Kristi:  In Wrath, my protagonist, Wes, and his best friend, Beau, are my favorites. Wes had been dealt a terrible hand since he lost his mom, so he was forced to grow up faster than normal, but he views life with a dark sense of humor. He has a lot to learn, and he struggles with anger issues, so his decisions get him into trouble a lot. Beau is such a loyal friend! He’s a critical-thinker, so he’s always finding creative ways to get them out of trouble. He’s got his own set of faults, and it’s fun to write out scenes where they both work through their struggles.

 

TTJ: What do you hope your readers take away from this book?

Kristi: I hope that the takeaway will be a different perspective into handling situations out of their control, and self-discovery to find that spark of adventure. The legendary lost treasure of Atahualpa is still out there...maybe one of my readers will be inspired to go on an expedition and find it (and toss me a gold coin or two if they succeed!)

 

TTJ: Tell us about the process for coming up with the cover.

Kristi: I had been scrolling through Facebook a couple of years ago, and I came across the image mockup by a cover designer. She had been advertising some of her available covers, and when I saw this one, I swear I stopped breathing. I sent her a message claiming it as my own, she sent me an invoice through PayPal, and I received the downloadable files in my email.

 

TTJ: What is the future for the characters? Will there be a sequel?

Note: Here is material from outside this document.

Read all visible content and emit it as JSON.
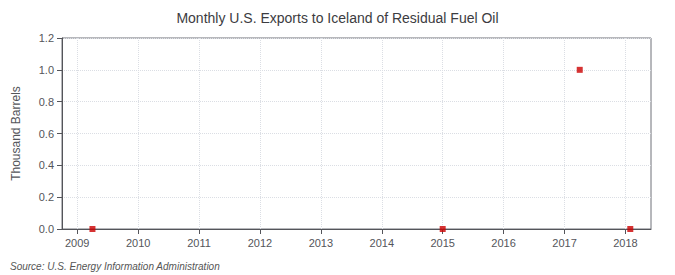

Kristi: It’s quite possible there may be a sequel. Without revealing too much, some loose ends need to be tied, and some of the characters have more growth to experience.

 

TTJ: Do you write listening to music? If so, what music inspired or accompanied this current book?

Kristi: I listen to music when I write all the time. I can listen to the ”chillstep” artist, Blackmill, on repeat for hours. I also listen to scores by the movie music composer, Hans Zimmer. The theatrical sounds of Hans Zimmer most definitely inspire Wrath!

 

TTJ: If your book was to be made into a movie, who are the celebrities that would star in it?

Kristi: Theo James as Wes, and Dylan O’Brien as Beau. (This question took me 0.003 seconds to answer! Ha!)

 

TTJ: What were the key challenges you faced when writing this book?

Kristi: This book is centered around a historical event in the 1500s when the last Inca Emperor was executed by the Spanish conquistador, Francisco Pizarro. The biggest challenge was translating historical documents and maps because they were all in Spanish! It was also a fun challenge...translating and discovering significant meanings made it more interesting.